Sisyphus, king of Ephyra, was punished by Hades for cheating death, and condemned to roll a boulder up a hill for eternity. The boulder would roll down, and Sisyphus would roll it back up, only for it to roll down again. Sisyphus’ myth, a staple of Greek mythology, is heartbreaking not only because of his torture but because of the futility and hopelessness with no end to it. The only fitting way to recreate Sisyphus’ condition in the modern era is probably with technology. That is what two robotics engineers, Sun Yuan & Peng Yu, created in the art work ‘Can’t Help Myself’.
A Twitter user took to the social media platform to share what music producer and owner of record label Slightly Sizzled Records, James Kricked Parr, had said about the artwork and it has gone viral. Parr’s visceral description that highlighted Yuan and Yu’s Sisyphian views of contemporary issues was originally shared by him on Instagram.
"No piece of art has ever emotionally affected me the way this robot arm piece has. It's programmed to try to contain the hydraulic fluid that’s constantly leaking out and required to keep itself running...if too much escapes, it will die so it's desperately trying to pull it back to continue to fight for another day. Saddest part is they gave the robot the ability to do these 'happy dances' to spectators. When the project was first launched it danced around spending most of its time interacting with the crowd since it could quickly pull back the small spillage. Many years later... (as you see it now in the video) it looks tired and hopeless as there isn't enough time to dance anymore…,” said Parr.

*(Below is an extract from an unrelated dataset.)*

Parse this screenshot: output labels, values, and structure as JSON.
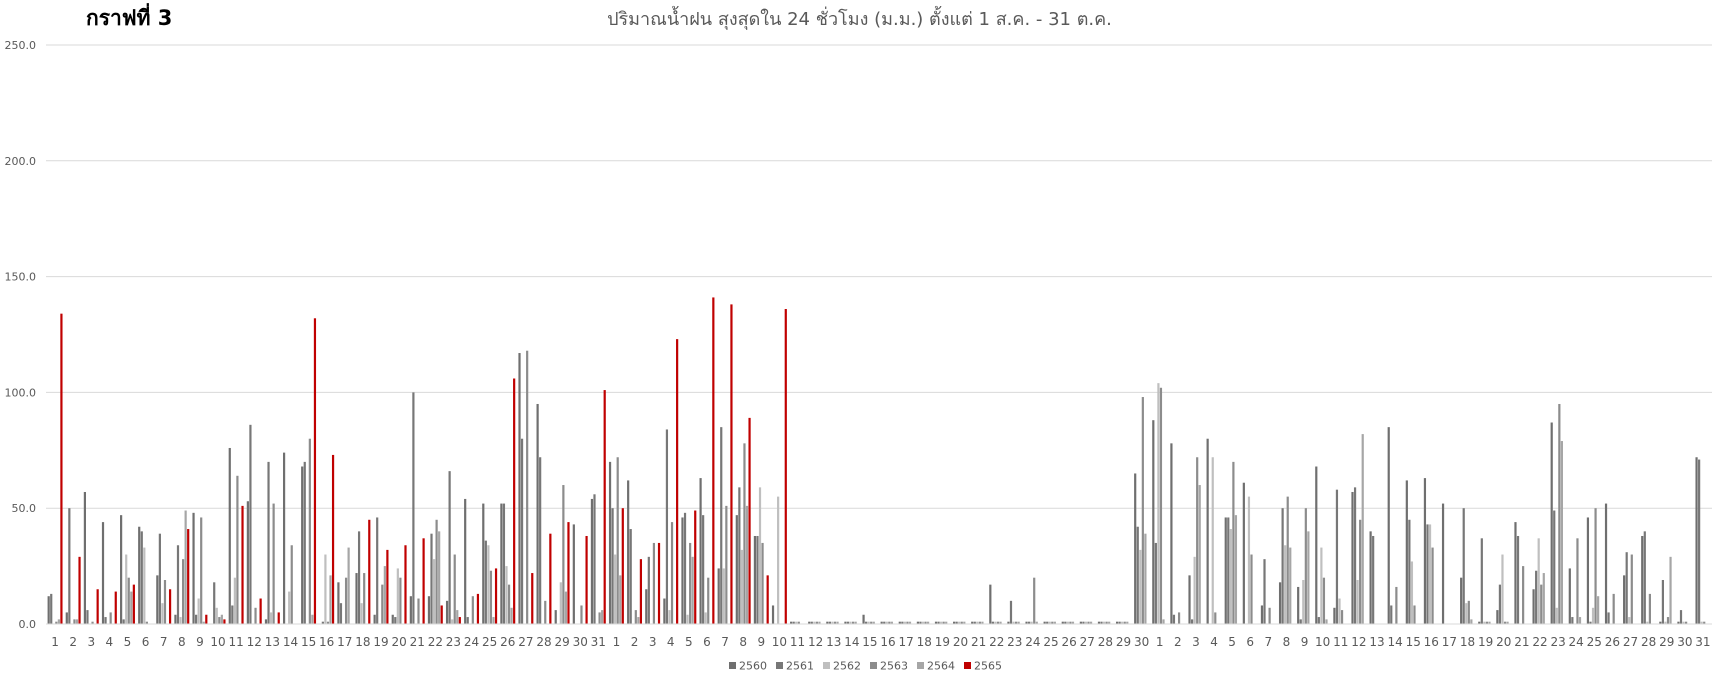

The post, describing the artwork, said that the robot is now only trying to keep itself alive as the spill has become unmanageable overtime. He said that the robot arm finally ran out of hydraulic fluid in 2019 and slowly died.
“It was programmed to live out this fate and no matter what it did or how hard it tried, there was no escaping it. Spectators watched as it slowly bled out until the day that it ceased to move forever. Saying that 'this resonates' doesn't even do it justice imo. Created by Sun Yuan & Peng Yu, they named the piece, 'Can't Help Myself'. What a masterpiece. What a message,” he said.
It must be pointed here that the artist was incorrect and the robot had not died.
Parr said that the artwork is a representation of how the system is set up for us to fail. “How this robs us of our happiness, passion and our inner peace. How we are slowly drowning with more responsibilities, with more expected of us, less rewarding pay-offs and less free time to enjoy ourselves with as the years go by. How there's really no escaping the system and that we were destined at birth to follow a pretty specific path that was already laid out before us,” he said.
Yuan and Yu’s work was commissioned for the Guggenheim Museum in 2016. For the robot arm, they used an industrial robot, visual recognition sensors and software systems. The robot was placed behind clear acrylic walls and it had one job – to contain the deep-red liquid within a predetermined area. When it senses that the liquid has trickled past the mark, it frantically brushes the liquid back.
Yuan and Yu designed a series of 32 movements for the machine to perform, according to the Guggenheim Museum website. While it is a robot, the task it has been given and its reaction to it, seems to instill a sense of life in the robot, confined in a cage.
The robot’s “endless, repetitive dance presents an absurd, Sisyphean view of contemporary issues surrounding migration and sovereignty”, stated the museum.
As they say – life imitates art…or is it the other way round?